R. : J’y pense, mais je n’y pense pas vraiment. En fait, je sais que la maladie va toujours me suivre comme mon ombre. Mais, en même temps ce n’est pas tout à fait comme une ombre, parce que notre ombre, nous savons qu’elle est là, mais nous n’y pensons jamais. La SP fait partie intégrante de ma vie, et c’est clairement un défi supplémentaire pour moi. Par exemple, l’année dernière, je suis allée une semaine à Walt Disney. Sept jours à marcher au soleil et à me coucher plus tard qu’à l’habitude. La semaine suivante, j’étais dans un état de fatigue extrême, complètement léthargique. Je n’avais jamais vécu ça avant. Le simple fait de me lever pour éteindre la lumière de ma chambre était difficile. Comme cette ombre vit avec moi au quotidien, je dois continuellement penser à adapter mon mode de vie.

Q. : Quel a été l’impact de la SP sur votre vie familiale et votre vie sociale, le cas échéant?

R. : Avec ma famille, ça a changé sans vraiment changer. Ma mère est plus protectrice qu’avant, même si elle l’a toujours été dans le passé. Pour ce qui est de ma relation avec les membres de ma famille, je trouve ça difficile à l’occasion, car ils ne peuvent pas toujours comprendre mes défis en lien avec la SP.

Q. : Quelles sont les répercussions d’un diagnostic de SP pour une jeune personne adulte?

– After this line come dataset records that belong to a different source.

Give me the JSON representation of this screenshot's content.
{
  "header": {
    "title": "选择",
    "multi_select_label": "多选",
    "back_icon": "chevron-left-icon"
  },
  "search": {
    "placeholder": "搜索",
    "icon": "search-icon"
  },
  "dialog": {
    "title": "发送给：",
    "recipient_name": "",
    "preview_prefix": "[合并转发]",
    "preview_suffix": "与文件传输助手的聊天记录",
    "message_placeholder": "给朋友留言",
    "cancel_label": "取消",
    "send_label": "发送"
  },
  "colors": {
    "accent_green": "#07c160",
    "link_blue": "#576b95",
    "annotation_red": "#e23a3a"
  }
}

R. : Au début, je me sentais seule au monde. Cependant, grâce aux réseaux sociaux, j’ai découvert des communautés de jeunes personnes atteintes de SP, ce qui m’a rassurée et a fait en sorte que je me sente moins seule. Ces communautés me permettent de valider des choses que je vis au quotidien avec la maladie, de répondre à mes questions et même d’aspirer à des réalisations quand je vois ce que font certaines personnes vivant avec la maladie. Ces communautés perpétuent l’espoir, nous permettent de nous informer et nous donnent en quelque sorte un sentiment d’appartenance.

Q. : En tant que jeune adulte aux prises avec la SP, comment se sont passés vos premiers pas sur le plan professionnel?

R. : J’ai toujours rêvé d’être comédienne, mais aujourd’hui, je constate que ça aurait été difficile.

En raison de la SP, j’ai lâché des cours de théâtre, car les cours se donnaient tard, et j’étais trop fatiguée après le travail pour m’y rendre.

J’ai fait un baccalauréat en design et un certificat en publicité, mais à la suite du diagnostic, j’ai été déstabilisée et j’ai choisi d’aller travailler dans un domaine offrant une sécurité d’emploi. Aujourd’hui, comme je vis mieux avec la SP, j’essaye de me rediriger vers mon champ d’expertise.

Q. : La SP a-t-elle eu un impact sur le début de votre carrière et sur votre vie professionnelle au quotidien?

R. : Je n’ai pas complètement mis de côté mes aspirations professionnelles. J’ai l’intention de continuer à acquérir de l’expérience afin de gravir des échelons dans le domaine des communications.

Q. : La SP a-t-elle un impact sur votre vie sociale et amoureuse?

R. : Pour ce qui est de ma vie sociale, ça n’a pas vraiment eu d’impact.

Pour ce qui est de ma vie amoureuse, je suis déjà allée en « date » quelquefois, mais je suis célibataire depuis le diagnostic, et l’idée de faire part de cette nouvelle à l’autre me terrorise. J’aimerais m’assumer à 100 % et aller de l’avant, mais je ne suis pas tout à fait rendue là encore.

Je viens d’une grande famille, j’ai quatre frères et sœurs et, pour moi, ce serait étrange de ne pas avoir une grande famille plus tard.

Q. : Quel est le bon moment selon vous pour dévoiler un diagnostic de SP à la personne avec qui vous partagez votre vie? De quelle façon aimeriez-vous que cette personne réagisse?

R. : Je ne sais pas quel serait le meilleur moment pour annoncer le diagnostic, mais j’aimerais beaucoup, s’il y a un manque de compréhension du côté de l’autre personne, qu’elle me pose des questions au lieu de faire des suppositions.

Q. : Avez-vous des conseils à donner aux jeunes adultes qui sont atteints de SP?

R. : Je leur conseille de rester actifs et de bien s’alimenter. C’est important pour tout le monde, mais encore plus pour les personnes vivant avec la SP, selon moi.

Et surtout, j’aimerais leur dire la chose suivante : n’oubliez jamais que vous n’êtes pas seul.